I let the whole boil some time longer, and the white precipitate becoming more considerable, I resolved to filter the liquor, which passed through clear, and tinged with a greenish yellow. There remained on the filter a whitish sediment, which I found to be true Cream of Tartar. The filtered liquor tasted much like a solution of Copperas. I evaporated it in a glass bason, set in a sand-heat, but no pellicle appeared; which made me conclude that it would produce no crystals: accordingly, having taken some of it out of the bason, when it was considerably reduced by evaporation, and set it in a cool place, no crystal shot in it.

The rest of the liquor I evaporated to dryness: it left a blackish brown residuum, which had the same taste with the liquor before evaporation, but much stronger. This residuum melts very readily in the mouth, without leaving on the tongue the least gritty particle. Being exposed very dry to the air, it grows moist, and runs into a liquor in a very little time.
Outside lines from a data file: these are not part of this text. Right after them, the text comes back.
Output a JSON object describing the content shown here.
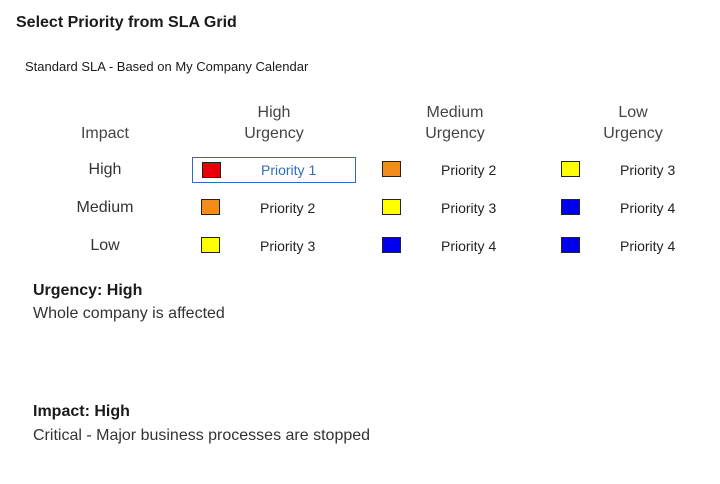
{
  "dialog": {
    "title": "Select Priority from SLA Grid",
    "sla_name": "Standard SLA - Based on My Company Calendar"
  },
  "grid": {
    "impact_header": "Impact",
    "urgency_columns": [
      {
        "line1": "High",
        "line2": "Urgency"
      },
      {
        "line1": "Medium",
        "line2": "Urgency"
      },
      {
        "line1": "Low",
        "line2": "Urgency"
      }
    ],
    "rows": [
      {
        "impact": "High",
        "cells": [
          {
            "label": "Priority 1",
            "color": "#e8000b",
            "selected": true
          },
          {
            "label": "Priority 2",
            "color": "#f28c1c",
            "selected": false
          },
          {
            "label": "Priority 3",
            "color": "#ffff00",
            "selected": false
          }
        ]
      },
      {
        "impact": "Medium",
        "cells": [
          {
            "label": "Priority 2",
            "color": "#f28c1c",
            "selected": false
          },
          {
            "label": "Priority 3",
            "color": "#ffff00",
            "selected": false
          },
          {
            "label": "Priority 4",
            "color": "#0000ee",
            "selected": false
          }
        ]
      },
      {
        "impact": "Low",
        "cells": [
          {
            "label": "Priority 3",
            "color": "#ffff00",
            "selected": false
          },
          {
            "label": "Priority 4",
            "color": "#0000ee",
            "selected": false
          },
          {
            "label": "Priority 4",
            "color": "#0000ee",
            "selected": false
          }
        ]
      }
    ]
  },
  "urgency_info": {
    "title": "Urgency: High",
    "description": "Whole company is affected"
  },
  "impact_info": {
    "title": "Impact: High",
    "description": "Critical - Major business processes are stopped"
  }
}
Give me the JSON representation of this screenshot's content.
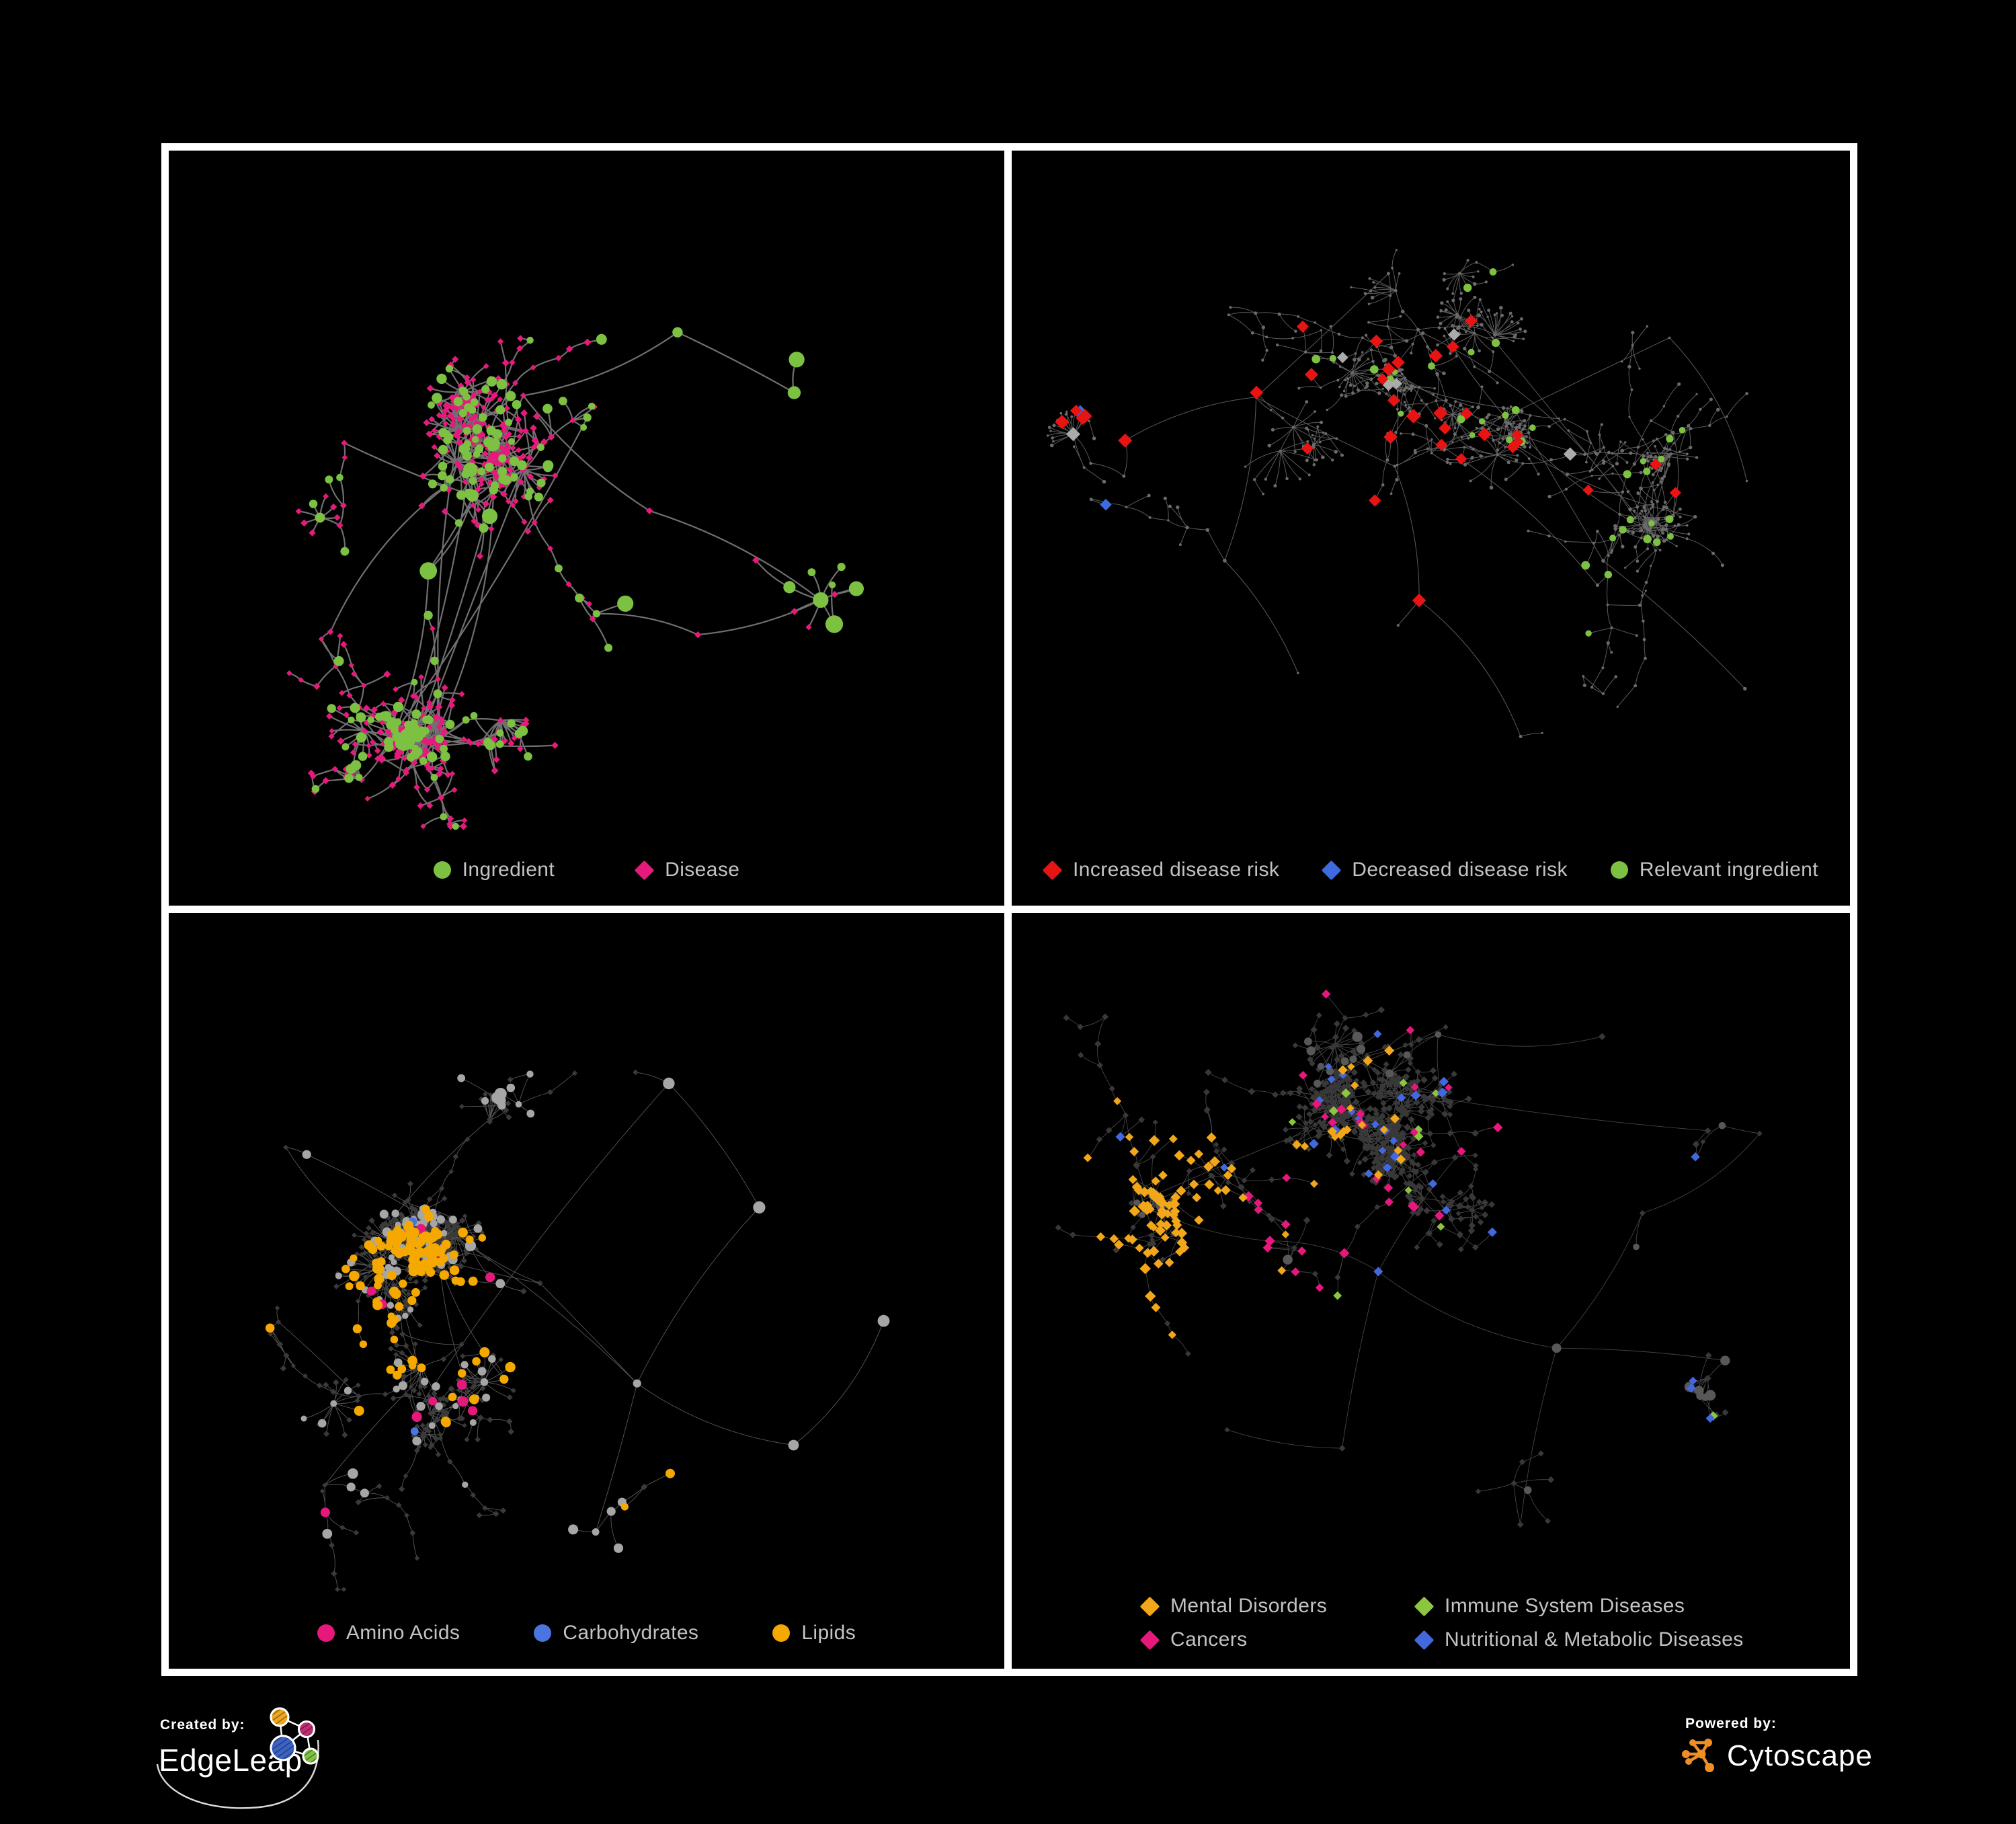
{
  "figure": {
    "background": "#000000",
    "frame_color": "#ffffff",
    "legend_text_color": "#c3c3c3"
  },
  "panels": [
    {
      "id": "ingredient-disease-network",
      "legend": {
        "items": [
          {
            "label": "Ingredient",
            "shape": "circle",
            "color": "#7dc142"
          },
          {
            "label": "Disease",
            "shape": "diamond",
            "color": "#e61a7c"
          }
        ]
      },
      "network": {
        "seed": 7,
        "count": 640,
        "burst": 0.055,
        "chain": 0.045,
        "att": 0.5,
        "cross": 0.035,
        "len": 1.12,
        "margins": [
          30,
          40,
          118
        ],
        "hubs": [
          [
            0.44,
            0.34
          ],
          [
            0.56,
            0.47
          ],
          [
            0.31,
            0.56
          ],
          [
            0.61,
            0.25
          ],
          [
            0.27,
            0.76
          ],
          [
            0.47,
            0.8
          ],
          [
            0.74,
            0.32
          ],
          [
            0.79,
            0.6
          ],
          [
            0.64,
            0.64
          ],
          [
            0.37,
            0.44
          ],
          [
            0.52,
            0.6
          ],
          [
            0.22,
            0.4
          ]
        ],
        "edge": {
          "color": "#808080",
          "width": 2.2,
          "opacity": 0.88
        },
        "rules": [
          {
            "shape": "circle",
            "color": "#7dc142",
            "size": [
              9,
              14
            ],
            "prob": 0.5,
            "maxDepth": 1
          },
          {
            "shape": "circle",
            "color": "#7dc142",
            "size": [
              5,
              8
            ],
            "prob": 0.28
          },
          {
            "shape": "diamond",
            "color": "#e61a7c",
            "size": [
              4.2,
              5.6
            ],
            "prob": 1
          }
        ]
      }
    },
    {
      "id": "disease-risk-network",
      "legend": {
        "items": [
          {
            "label": "Increased disease risk",
            "shape": "diamond",
            "color": "#e81414"
          },
          {
            "label": "Decreased disease risk",
            "shape": "diamond",
            "color": "#3e6be0"
          },
          {
            "label": "Relevant ingredient",
            "shape": "circle",
            "color": "#7dc142"
          }
        ]
      },
      "network": {
        "seed": 15,
        "count": 700,
        "burst": 0.05,
        "chain": 0.1,
        "att": 0.52,
        "cross": 0.04,
        "len": 1.05,
        "margins": [
          30,
          40,
          118
        ],
        "hubs": [
          [
            0.3,
            0.33
          ],
          [
            0.46,
            0.42
          ],
          [
            0.61,
            0.34
          ],
          [
            0.24,
            0.55
          ],
          [
            0.5,
            0.6
          ],
          [
            0.71,
            0.55
          ],
          [
            0.8,
            0.24
          ],
          [
            0.35,
            0.7
          ],
          [
            0.62,
            0.76
          ],
          [
            0.86,
            0.7
          ],
          [
            0.14,
            0.4
          ],
          [
            0.45,
            0.18
          ],
          [
            0.88,
            0.45
          ]
        ],
        "edge": {
          "color": "#6b6b6b",
          "width": 1.0,
          "opacity": 0.85
        },
        "rules": [
          {
            "shape": "diamond",
            "color": "#e81414",
            "size": [
              8.5,
              11
            ],
            "prob": 0.1,
            "zone": [
              0.27,
              0.22,
              0.58,
              0.62
            ]
          },
          {
            "shape": "diamond",
            "color": "#e81414",
            "size": [
              8.5,
              11
            ],
            "prob": 0.1,
            "zone": [
              0.05,
              0.22,
              0.2,
              0.45
            ]
          },
          {
            "shape": "diamond",
            "color": "#e81414",
            "size": [
              8,
              10
            ],
            "prob": 0.025,
            "zone": [
              0.55,
              0.3,
              0.85,
              0.78
            ]
          },
          {
            "shape": "diamond",
            "color": "#3e6be0",
            "size": [
              8.5,
              11
            ],
            "prob": 0.12,
            "zone": [
              0.06,
              0.26,
              0.2,
              0.55
            ]
          },
          {
            "shape": "diamond",
            "color": "#3e6be0",
            "size": [
              8.5,
              10.5
            ],
            "prob": 0.5,
            "zone": [
              0.83,
              0.13,
              0.92,
              0.21
            ]
          },
          {
            "shape": "diamond",
            "color": "#ababab",
            "size": [
              8,
              10.5
            ],
            "prob": 0.015,
            "zone": [
              0.05,
              0.2,
              0.75,
              0.72
            ]
          },
          {
            "shape": "circle",
            "color": "#7dc142",
            "size": [
              4.5,
              6.5
            ],
            "prob": 0.06,
            "zone": [
              0.05,
              0.15,
              0.8,
              0.72
            ]
          },
          {
            "shape": "circle",
            "color": "#6b6b6b",
            "size": [
              1.6,
              2.8
            ],
            "prob": 1
          }
        ]
      }
    },
    {
      "id": "macronutrient-class-network",
      "legend": {
        "items": [
          {
            "label": "Amino Acids",
            "shape": "circle",
            "color": "#e6187c"
          },
          {
            "label": "Carbohydrates",
            "shape": "circle",
            "color": "#4a74e0"
          },
          {
            "label": "Lipids",
            "shape": "circle",
            "color": "#f5a800"
          }
        ]
      },
      "network": {
        "seed": 23,
        "count": 730,
        "burst": 0.08,
        "chain": 0.06,
        "att": 0.45,
        "cross": 0.03,
        "len": 1.0,
        "margins": [
          30,
          40,
          118
        ],
        "hubs": [
          [
            0.26,
            0.45
          ],
          [
            0.38,
            0.28
          ],
          [
            0.45,
            0.5
          ],
          [
            0.3,
            0.6
          ],
          [
            0.55,
            0.64
          ],
          [
            0.7,
            0.4
          ],
          [
            0.2,
            0.74
          ],
          [
            0.5,
            0.82
          ],
          [
            0.74,
            0.72
          ],
          [
            0.6,
            0.22
          ],
          [
            0.84,
            0.55
          ],
          [
            0.35,
            0.45
          ],
          [
            0.15,
            0.3
          ]
        ],
        "edge": {
          "color": "#6e6e6e",
          "width": 0.9,
          "opacity": 0.8
        },
        "rules": [
          {
            "shape": "circle",
            "color": "#f5a800",
            "size": [
              5.5,
              8
            ],
            "prob": 0.5,
            "zone": [
              0.38,
              0.28,
              0.52,
              0.45
            ]
          },
          {
            "shape": "circle",
            "color": "#4a74e0",
            "size": [
              5.5,
              7.5
            ],
            "prob": 0.22,
            "zone": [
              0.38,
              0.28,
              0.52,
              0.45
            ]
          },
          {
            "shape": "circle",
            "color": "#f5a800",
            "size": [
              5.5,
              8
            ],
            "prob": 0.22,
            "zone": [
              0.2,
              0.42,
              0.42,
              0.62
            ]
          },
          {
            "shape": "circle",
            "color": "#e6187c",
            "size": [
              6,
              8
            ],
            "prob": 0.03,
            "zone": [
              0.05,
              0.45,
              0.95,
              0.95
            ]
          },
          {
            "shape": "circle",
            "color": "#e6187c",
            "size": [
              6,
              8
            ],
            "prob": 0.012
          },
          {
            "shape": "circle",
            "color": "#f5a800",
            "size": [
              5.5,
              7.5
            ],
            "prob": 0.045
          },
          {
            "shape": "circle",
            "color": "#4a74e0",
            "size": [
              5,
              7
            ],
            "prob": 0.008
          },
          {
            "shape": "circle",
            "color": "#a6a6a6",
            "size": [
              5.5,
              10
            ],
            "prob": 0.4,
            "maxDepth": 2
          },
          {
            "shape": "circle",
            "color": "#a6a6a6",
            "size": [
              4.5,
              7
            ],
            "prob": 0.16
          },
          {
            "shape": "diamond",
            "color": "#3a3a3a",
            "size": [
              3.6,
              4.8
            ],
            "prob": 1
          }
        ]
      }
    },
    {
      "id": "disease-category-network",
      "legend": {
        "items": [
          {
            "label": "Mental Disorders",
            "shape": "diamond",
            "color": "#f2a71b"
          },
          {
            "label": "Immune System Diseases",
            "shape": "diamond",
            "color": "#8cc63e"
          },
          {
            "label": "Cancers",
            "shape": "diamond",
            "color": "#e6187c"
          },
          {
            "label": "Nutritional & Metabolic Diseases",
            "shape": "diamond",
            "color": "#4368de"
          }
        ]
      },
      "network": {
        "seed": 31,
        "count": 780,
        "burst": 0.08,
        "chain": 0.06,
        "att": 0.45,
        "cross": 0.035,
        "len": 1.0,
        "margins": [
          30,
          40,
          150
        ],
        "hubs": [
          [
            0.16,
            0.38
          ],
          [
            0.3,
            0.45
          ],
          [
            0.44,
            0.48
          ],
          [
            0.55,
            0.3
          ],
          [
            0.64,
            0.57
          ],
          [
            0.4,
            0.7
          ],
          [
            0.75,
            0.4
          ],
          [
            0.25,
            0.7
          ],
          [
            0.6,
            0.8
          ],
          [
            0.84,
            0.6
          ],
          [
            0.88,
            0.28
          ],
          [
            0.5,
            0.15
          ],
          [
            0.35,
            0.22
          ],
          [
            0.7,
            0.18
          ]
        ],
        "edge": {
          "color": "#5c5c5c",
          "width": 0.9,
          "opacity": 0.75
        },
        "rules": [
          {
            "shape": "diamond",
            "color": "#f2a71b",
            "size": [
              6,
              8.5
            ],
            "prob": 0.6,
            "zone": [
              0.08,
              0.28,
              0.28,
              0.58
            ]
          },
          {
            "shape": "diamond",
            "color": "#f2a71b",
            "size": [
              5.5,
              7.5
            ],
            "prob": 0.05,
            "zone": [
              0.0,
              0.03,
              0.48,
              0.68
            ]
          },
          {
            "shape": "diamond",
            "color": "#e6187c",
            "size": [
              6,
              8
            ],
            "prob": 0.42,
            "zone": [
              0.29,
              0.35,
              0.47,
              0.6
            ]
          },
          {
            "shape": "diamond",
            "color": "#e6187c",
            "size": [
              5.5,
              7.5
            ],
            "prob": 0.035,
            "zone": [
              0.25,
              0.05,
              0.72,
              0.9
            ]
          },
          {
            "shape": "diamond",
            "color": "#4368de",
            "size": [
              6,
              8
            ],
            "prob": 0.5,
            "zone": [
              0.5,
              0.48,
              0.63,
              0.64
            ]
          },
          {
            "shape": "diamond",
            "color": "#4368de",
            "size": [
              5.5,
              7.5
            ],
            "prob": 0.22,
            "zone": [
              0.7,
              0.05,
              0.98,
              0.4
            ]
          },
          {
            "shape": "diamond",
            "color": "#4368de",
            "size": [
              5.5,
              7.5
            ],
            "prob": 0.045
          },
          {
            "shape": "diamond",
            "color": "#8cc63e",
            "size": [
              5.5,
              7.5
            ],
            "prob": 0.013
          },
          {
            "shape": "circle",
            "color": "#585858",
            "size": [
              4.5,
              8
            ],
            "prob": 0.5,
            "maxDepth": 2
          },
          {
            "shape": "diamond",
            "color": "#383838",
            "size": [
              4,
              5.4
            ],
            "prob": 1
          }
        ]
      }
    }
  ],
  "footer": {
    "created_by_label": "Created by:",
    "edgeleap_name": "EdgeLeap",
    "powered_by_label": "Powered by:",
    "cytoscape_name": "Cytoscape",
    "edgeleap_colors": {
      "orange": "#efa520",
      "magenta": "#be2d72",
      "blue": "#3b63c4",
      "green": "#7fc142"
    },
    "cytoscape_orange": "#ee8e24"
  }
}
It dissolves easily and readily in a very small quantity of cold water. This solution being mixed with Fixed Alkalis, in various proportions, doth not grow turbid, nor drops any precipitate; but with a decoction of galls it makes ink. Acids give it a much clearer colour, and at first produce no precipitation; but, in a quarter of an hour, there appears a precipitate much of the same colour with the solution. This precipitate is no other than Cream of Tartar, tinged of a russet colour by the liquor, which grows turbid, and a little whitish, when the precipitate begins to form.